Table 3: Absolute Change In One-Month Volatility From 11-25 September
Implied Vol. 2.00% 0.40% 1.97% 1.25%
Realized Vol. 0.08% -0.48% -0.87% 1.71%
Source: Lehman Brothers

These early statistics are very much in line with our history of former crises. Implied volatility has spiked, euro/dollar is the most affected, but historical volatility has somewhat lagged for now, except for euro/yen. Time will now tell which type of scenario will unfold:

If the markets stabilize around current levels, implied volatility should drop back more in line with historical.

However, if tension mounts and risk aversion increases markedly, implied volatility should still have a lot of upward potential.
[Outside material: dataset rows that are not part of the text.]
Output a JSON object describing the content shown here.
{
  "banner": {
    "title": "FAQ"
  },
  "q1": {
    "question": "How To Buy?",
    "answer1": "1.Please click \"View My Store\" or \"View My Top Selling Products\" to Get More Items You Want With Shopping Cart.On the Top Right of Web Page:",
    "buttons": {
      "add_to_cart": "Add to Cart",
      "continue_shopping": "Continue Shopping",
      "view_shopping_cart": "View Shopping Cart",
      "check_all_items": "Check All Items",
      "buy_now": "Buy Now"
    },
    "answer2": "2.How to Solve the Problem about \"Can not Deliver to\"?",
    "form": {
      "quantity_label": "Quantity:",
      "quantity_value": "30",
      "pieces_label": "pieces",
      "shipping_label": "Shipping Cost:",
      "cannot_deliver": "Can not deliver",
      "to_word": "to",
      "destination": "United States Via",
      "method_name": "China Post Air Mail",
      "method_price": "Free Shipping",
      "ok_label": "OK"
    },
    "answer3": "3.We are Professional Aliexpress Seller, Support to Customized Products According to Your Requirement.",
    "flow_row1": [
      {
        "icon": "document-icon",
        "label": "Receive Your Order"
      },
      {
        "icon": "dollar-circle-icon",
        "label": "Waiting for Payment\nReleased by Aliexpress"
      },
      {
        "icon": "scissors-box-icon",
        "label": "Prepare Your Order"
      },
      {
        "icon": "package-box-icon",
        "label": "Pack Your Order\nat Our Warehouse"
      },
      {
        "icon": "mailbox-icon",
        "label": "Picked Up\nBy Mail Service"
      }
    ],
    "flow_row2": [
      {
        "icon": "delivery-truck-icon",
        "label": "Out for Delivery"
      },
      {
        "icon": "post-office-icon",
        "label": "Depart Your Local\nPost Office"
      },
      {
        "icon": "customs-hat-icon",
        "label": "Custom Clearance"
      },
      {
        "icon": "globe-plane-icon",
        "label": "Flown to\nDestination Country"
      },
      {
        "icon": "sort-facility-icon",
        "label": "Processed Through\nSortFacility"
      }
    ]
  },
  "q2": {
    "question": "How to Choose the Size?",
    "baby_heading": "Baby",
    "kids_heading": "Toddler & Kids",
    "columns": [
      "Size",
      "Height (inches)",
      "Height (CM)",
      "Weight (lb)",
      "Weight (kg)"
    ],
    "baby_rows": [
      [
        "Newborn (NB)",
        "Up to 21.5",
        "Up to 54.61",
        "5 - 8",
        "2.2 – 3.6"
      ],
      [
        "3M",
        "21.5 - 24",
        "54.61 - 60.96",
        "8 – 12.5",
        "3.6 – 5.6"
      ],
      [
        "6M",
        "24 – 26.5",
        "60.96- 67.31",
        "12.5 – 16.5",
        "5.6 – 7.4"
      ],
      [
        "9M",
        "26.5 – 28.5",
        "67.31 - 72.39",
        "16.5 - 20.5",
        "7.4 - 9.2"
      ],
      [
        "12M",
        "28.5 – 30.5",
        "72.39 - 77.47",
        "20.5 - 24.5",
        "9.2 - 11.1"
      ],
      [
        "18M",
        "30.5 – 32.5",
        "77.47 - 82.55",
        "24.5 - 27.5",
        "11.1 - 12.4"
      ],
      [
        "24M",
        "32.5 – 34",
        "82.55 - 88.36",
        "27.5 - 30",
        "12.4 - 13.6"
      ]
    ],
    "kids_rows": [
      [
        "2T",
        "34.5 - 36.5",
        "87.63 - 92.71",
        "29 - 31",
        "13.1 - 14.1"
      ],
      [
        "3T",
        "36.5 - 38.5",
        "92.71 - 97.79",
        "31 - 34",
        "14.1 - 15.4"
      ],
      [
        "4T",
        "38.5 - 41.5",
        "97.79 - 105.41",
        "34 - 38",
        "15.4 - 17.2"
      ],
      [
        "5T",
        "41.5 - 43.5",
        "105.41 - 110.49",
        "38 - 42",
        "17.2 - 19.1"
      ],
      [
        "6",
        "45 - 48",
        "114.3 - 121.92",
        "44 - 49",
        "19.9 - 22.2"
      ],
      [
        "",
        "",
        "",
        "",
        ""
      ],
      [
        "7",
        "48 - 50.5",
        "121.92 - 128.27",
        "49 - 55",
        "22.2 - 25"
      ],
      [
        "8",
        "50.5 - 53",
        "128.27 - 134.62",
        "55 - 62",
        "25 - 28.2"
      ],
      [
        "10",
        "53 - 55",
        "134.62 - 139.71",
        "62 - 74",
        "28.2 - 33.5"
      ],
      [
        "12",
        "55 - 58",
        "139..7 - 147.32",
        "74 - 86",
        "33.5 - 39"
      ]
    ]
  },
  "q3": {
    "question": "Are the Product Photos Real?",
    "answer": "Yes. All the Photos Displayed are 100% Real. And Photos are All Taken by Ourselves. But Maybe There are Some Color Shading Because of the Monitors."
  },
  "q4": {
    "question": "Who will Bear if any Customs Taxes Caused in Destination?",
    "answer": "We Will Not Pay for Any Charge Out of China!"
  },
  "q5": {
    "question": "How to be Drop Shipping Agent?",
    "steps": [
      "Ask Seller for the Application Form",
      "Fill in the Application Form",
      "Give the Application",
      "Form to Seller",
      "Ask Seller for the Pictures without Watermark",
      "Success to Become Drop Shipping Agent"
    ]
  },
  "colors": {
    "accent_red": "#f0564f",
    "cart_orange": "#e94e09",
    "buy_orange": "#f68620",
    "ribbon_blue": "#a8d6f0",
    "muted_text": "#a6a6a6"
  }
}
Furthermore, realized volatility which has remained almost stable so far could jump dramatically (a double-digit increase is a possibility).



Realized volatility has reacted very differently to the various crises. Financial crises such as the 1987 crash, the ERM crisis or the Russian crisis seem to generate the largest amount of volatility. On the other hand, the U.S. led military intervention in the Persian Gulf War caused realized volatility to soften.

Implied volatility responds more homogeneously to crises. It rises across all currencies quickly after any trigger event.

So far, the current spike in volatility is consistent with previous crises. We believe that there still is a large upside potential for both realized and implied vol, should the situation deteriorate further. Market players should remain cautious.